Clinical description

Based on recent advances in the genetics of autoimmune enteropathy as well as the pathophysiology and clinical presentation, autoimmune enteropathy can be classified into three different types: the classical form of autoimmune enteropathy, identical to the so-called immune dysregulation-polyendocrinopathy-enteropathy-X-linked (IPEX) syndrome (autoimmune enteropathy type 1); autoimmune enteropathy type 2 (without extra-intestinal manifestations) and autoimmune enteropathy type 3 (in girls).
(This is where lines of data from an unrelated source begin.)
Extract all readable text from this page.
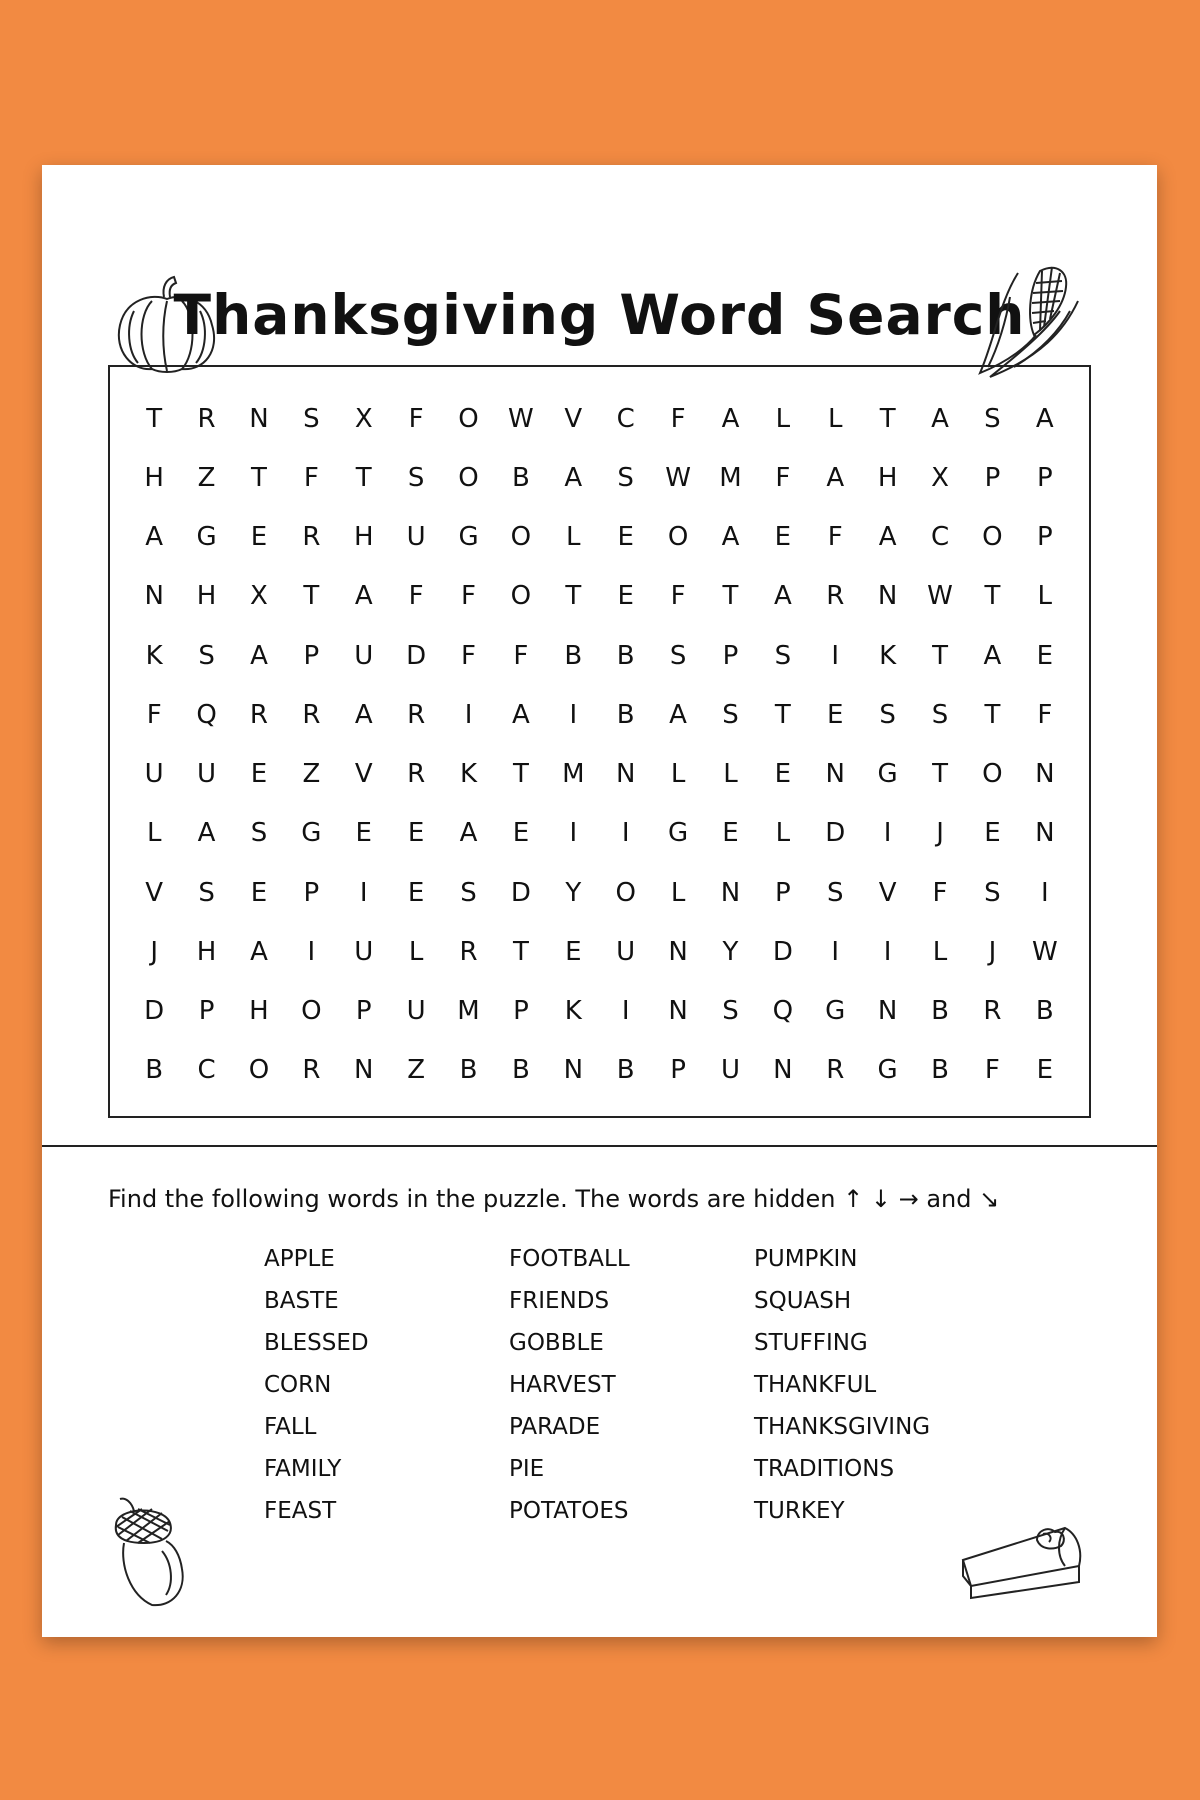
Thanksgiving Word Search
T	R	N	S	X	F	O	W	V	C	F	A	L	L	T	A	S	A
H	Z	T	F	T	S	O	B	A	S	W	M	F	A	H	X	P	P
A	G	E	R	H	U	G	O	L	E	O	A	E	F	A	C	O	P
N	H	X	T	A	F	F	O	T	E	F	T	A	R	N	W	T	L
K	S	A	P	U	D	F	F	B	B	S	P	S	I	K	T	A	E
F	Q	R	R	A	R	I	A	I	B	A	S	T	E	S	S	T	F
U	U	E	Z	V	R	K	T	M	N	L	L	E	N	G	T	O	N
L	A	S	G	E	E	A	E	I	I	G	E	L	D	I	J	E	N
V	S	E	P	I	E	S	D	Y	O	L	N	P	S	V	F	S	I
J	H	A	I	U	L	R	T	E	U	N	Y	D	I	I	L	J	W
D	P	H	O	P	U	M	P	K	I	N	S	Q	G	N	B	R	B
B	C	O	R	N	Z	B	B	N	B	P	U	N	R	G	B	F	E
Find the following words in the puzzle. The words are hidden ↑ ↓ → and ↘
APPLE
BASTE
BLESSED
CORN
FALL
FAMILY
FEAST
FOOTBALL
FRIENDS
GOBBLE
HARVEST
PARADE
PIE
POTATOES
PUMPKIN
SQUASH
STUFFING
THANKFUL
THANKSGIVING
TRADITIONS
TURKEY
Microvillus inclusion disease (MVID) and Intestinal epithelial dysplasia (IED), also known as tufting enteropathy, are congenital enteropathies presenting with villous atrophy and are thought to be related to abnormal enterocytes. Another form of IDI that should be considered in a different way from the two other groups is so-called 'phenotypic diarrhoea'' or 'syndromatic diarrhoea''. This form of IDI presents with severe early onset diarrhea resisting bowel rest, non-specific villous atrophy and very characteristic extra-digestive (facial and hair dysmorphy) manifestations.

Diagnostic methods

Clinically, IDI may be easy to diagnose on the basis of the symptoms onset, clinical presentation and associated disorders. Histopathological analysis confirms the diagnosis.

Prognosis

Infants with IDI remain dependent on parenteralnutrition for months, years and, in most cases, forever because of the permanent intestinal failure associated with the high rate of digestive loss. As long-term parenteral nutrition is associated with complications and/or poor quality of life, alternative treatments, such as intestinal transplantation, have to be considered.